Bedürftigkeit ist keine Schande. Es ist weder eine Schande um Hilfe zu bitten, noch sie in Anspruch zu nehmen. Keine_r kann immer stark sein, nicht einmal Krankenschwester Alice (Andrea Riseborough), die sich in der knappen Freizeit noch verschiedentlich ehrenamtlich engagiert. Auch sie gelangt an einen Punkt der Erschöpfung, an dem sie ihre Batterien mit der Nächstenliebe anderer aufladen muss. Und indem Lone Scherfig kein Mitleid für die strauchelnden Figuren erzeugt, sondern ausschließlich Mitgefühl, lässt sie ihnen ihre Würde. Die Filmemacherin hat keine Freude daran, die Protagonist_innen nur der Dramatik wegen leiden zu lassen, und verzichtet auf die im Hollywoodkino sehr beliebte emotionale Daumenschraube, die dem Publikum auch noch die letzte Träne abringt. Die Welt da draußen ist hart und frostig, so ihre Botschaft, aber sie ist auch voller Menschen, die sie erwärmen. Und was sagt es eigentlich über uns und unsere Narrative aus, dass diese Tatsache für uns in The Kindness of Strangers immer wieder so überraschend kommt?
Mehrfach steuert Lone Scherfig zielgerade auf tradierte Plot Points zu, wie ein Auto, das mit erhöhter Geschwindigkeit direkt auf ein Hindernis zurast, und manövriert ihre Geschichte dann doch um Zehntelmillimeter an der Katastrophe vorbei. Ähnlich verhält es sich mit der immens subtilen Komik, die immer wieder angedeutet und doch niemals ausgekostet wird, sowie auch der Tonfall der Erzählung anhaltend zwischen bitterem Realismus und hoffnungsvollem Märchen oszilliert. Die Konsequenz, mit der die Regisseurin diesen filmischen Balanceakt vollzieht, ist genial. Lone Scherfig belässt ihr Publikum in einem Stadium permanenter Irritation darüber, dass hier alles ein bisschen anders ist als erwartet und doch irgendwie vertraut. Sie zieht uns mit sympathischen Figuren und deren sich verdichtender Geschichte in ihren Bann, ohne uns kathartische Tränenbäche zu gewähren.
Immer ein bisschen neben der ausgefahrenen Spur, ist The Kindness of Strangers ein Film, auf den wir uns einlassen müssen.
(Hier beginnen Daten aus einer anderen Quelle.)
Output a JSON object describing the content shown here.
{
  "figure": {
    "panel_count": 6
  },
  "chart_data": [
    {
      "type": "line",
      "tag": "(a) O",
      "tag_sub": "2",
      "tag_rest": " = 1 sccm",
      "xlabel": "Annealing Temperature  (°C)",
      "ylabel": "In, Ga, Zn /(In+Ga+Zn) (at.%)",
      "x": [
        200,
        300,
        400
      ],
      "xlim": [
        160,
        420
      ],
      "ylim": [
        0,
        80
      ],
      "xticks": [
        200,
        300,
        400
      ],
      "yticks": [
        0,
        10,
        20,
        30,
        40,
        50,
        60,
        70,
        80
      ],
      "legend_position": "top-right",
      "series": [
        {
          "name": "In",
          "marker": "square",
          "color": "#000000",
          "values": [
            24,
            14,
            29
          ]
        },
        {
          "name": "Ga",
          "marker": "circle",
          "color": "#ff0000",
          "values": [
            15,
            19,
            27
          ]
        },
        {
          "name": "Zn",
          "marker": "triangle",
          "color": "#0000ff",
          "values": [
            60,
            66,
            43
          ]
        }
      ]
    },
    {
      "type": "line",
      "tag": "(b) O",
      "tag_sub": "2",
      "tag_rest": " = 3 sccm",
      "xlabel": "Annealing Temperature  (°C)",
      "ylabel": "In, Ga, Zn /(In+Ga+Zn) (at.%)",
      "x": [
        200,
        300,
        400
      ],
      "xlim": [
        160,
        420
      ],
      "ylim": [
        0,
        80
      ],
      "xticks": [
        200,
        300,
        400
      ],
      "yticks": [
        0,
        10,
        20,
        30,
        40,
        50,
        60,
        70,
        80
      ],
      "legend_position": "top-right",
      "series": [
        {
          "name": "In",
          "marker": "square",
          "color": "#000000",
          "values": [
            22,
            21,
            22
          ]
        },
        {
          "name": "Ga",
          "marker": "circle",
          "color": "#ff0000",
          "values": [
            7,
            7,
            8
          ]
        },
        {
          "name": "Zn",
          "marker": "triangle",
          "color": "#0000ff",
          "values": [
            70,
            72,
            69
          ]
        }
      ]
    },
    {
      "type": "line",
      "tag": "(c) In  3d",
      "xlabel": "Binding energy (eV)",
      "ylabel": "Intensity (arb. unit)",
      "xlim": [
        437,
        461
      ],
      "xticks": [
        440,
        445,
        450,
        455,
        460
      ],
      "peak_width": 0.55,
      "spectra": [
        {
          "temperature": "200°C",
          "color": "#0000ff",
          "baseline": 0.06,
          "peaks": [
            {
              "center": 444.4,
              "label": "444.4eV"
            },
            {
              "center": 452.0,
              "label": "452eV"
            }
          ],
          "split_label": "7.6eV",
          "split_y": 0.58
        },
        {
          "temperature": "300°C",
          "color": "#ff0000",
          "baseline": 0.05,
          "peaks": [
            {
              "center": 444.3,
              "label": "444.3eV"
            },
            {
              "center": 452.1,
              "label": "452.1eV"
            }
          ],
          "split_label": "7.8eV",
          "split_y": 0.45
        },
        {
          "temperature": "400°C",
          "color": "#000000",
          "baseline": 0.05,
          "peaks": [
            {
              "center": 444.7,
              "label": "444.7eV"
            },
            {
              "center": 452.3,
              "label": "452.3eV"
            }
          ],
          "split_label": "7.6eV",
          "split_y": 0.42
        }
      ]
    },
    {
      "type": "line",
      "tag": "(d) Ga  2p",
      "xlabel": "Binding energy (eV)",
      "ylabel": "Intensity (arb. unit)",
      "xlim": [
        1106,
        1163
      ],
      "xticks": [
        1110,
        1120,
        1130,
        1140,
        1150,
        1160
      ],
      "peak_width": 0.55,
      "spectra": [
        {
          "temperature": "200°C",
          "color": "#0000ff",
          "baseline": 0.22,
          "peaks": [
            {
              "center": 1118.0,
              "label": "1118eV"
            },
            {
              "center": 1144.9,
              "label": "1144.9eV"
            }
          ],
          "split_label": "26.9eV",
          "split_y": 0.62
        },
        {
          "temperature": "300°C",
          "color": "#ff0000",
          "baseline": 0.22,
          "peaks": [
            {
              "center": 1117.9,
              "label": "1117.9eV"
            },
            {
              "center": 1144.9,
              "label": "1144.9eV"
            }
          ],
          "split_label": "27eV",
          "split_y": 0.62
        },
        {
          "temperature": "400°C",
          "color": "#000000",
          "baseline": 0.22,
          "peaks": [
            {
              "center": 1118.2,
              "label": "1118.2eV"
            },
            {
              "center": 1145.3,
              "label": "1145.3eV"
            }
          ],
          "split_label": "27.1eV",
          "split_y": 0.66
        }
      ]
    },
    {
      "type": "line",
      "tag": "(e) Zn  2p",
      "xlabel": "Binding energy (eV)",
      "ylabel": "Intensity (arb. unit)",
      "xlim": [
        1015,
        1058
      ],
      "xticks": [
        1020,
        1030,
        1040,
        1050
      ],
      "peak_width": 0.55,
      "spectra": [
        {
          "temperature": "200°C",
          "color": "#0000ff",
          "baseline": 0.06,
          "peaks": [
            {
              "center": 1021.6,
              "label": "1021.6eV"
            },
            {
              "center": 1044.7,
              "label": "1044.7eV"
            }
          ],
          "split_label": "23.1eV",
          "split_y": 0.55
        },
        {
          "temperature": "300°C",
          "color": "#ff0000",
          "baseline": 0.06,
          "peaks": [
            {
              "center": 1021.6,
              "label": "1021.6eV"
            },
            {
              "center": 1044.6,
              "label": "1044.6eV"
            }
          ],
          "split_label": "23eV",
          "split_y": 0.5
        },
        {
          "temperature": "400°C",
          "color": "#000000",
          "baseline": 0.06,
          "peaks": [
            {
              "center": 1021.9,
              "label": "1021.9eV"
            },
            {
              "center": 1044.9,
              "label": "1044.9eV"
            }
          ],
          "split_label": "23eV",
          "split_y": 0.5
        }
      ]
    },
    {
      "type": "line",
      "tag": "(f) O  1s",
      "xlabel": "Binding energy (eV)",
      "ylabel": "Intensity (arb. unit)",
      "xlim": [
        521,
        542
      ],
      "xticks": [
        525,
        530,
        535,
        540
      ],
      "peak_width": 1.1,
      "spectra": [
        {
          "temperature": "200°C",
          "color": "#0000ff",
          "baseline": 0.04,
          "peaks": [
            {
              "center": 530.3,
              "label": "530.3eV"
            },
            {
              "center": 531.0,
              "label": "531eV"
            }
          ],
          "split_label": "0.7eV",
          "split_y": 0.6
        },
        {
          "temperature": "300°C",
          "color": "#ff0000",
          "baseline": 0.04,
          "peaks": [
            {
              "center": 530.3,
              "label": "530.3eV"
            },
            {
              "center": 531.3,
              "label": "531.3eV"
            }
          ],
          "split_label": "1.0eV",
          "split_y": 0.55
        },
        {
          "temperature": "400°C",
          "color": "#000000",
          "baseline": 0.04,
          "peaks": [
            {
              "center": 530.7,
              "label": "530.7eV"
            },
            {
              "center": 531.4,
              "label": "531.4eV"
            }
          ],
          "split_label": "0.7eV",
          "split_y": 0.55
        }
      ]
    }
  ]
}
Dazu gehört auch eine Prise Mut, denn die fehlende Dramatisierung der Ereignisse macht es uns schwerer, sie als filmische Illusion abzutun. Wir müssen uns also nicht nur der unbequemen Wahrheit stellen, dass auch in unserer Stadt Menschen auf der Straße schlafen oder von Familienangehörigen misshandelt werden. Wir müssen uns vor allem auch der unbequemen Wahrheit stellen, dass wir selbst bedürftig sind, dass auch wir auf The Kindness of Strangers angewiesen sind. Und dass wir deshalb auch in der Verantwortung stehen, der Bedürftigkeit anderer mit Güte und Hilfsbereitschaft zu begegnen.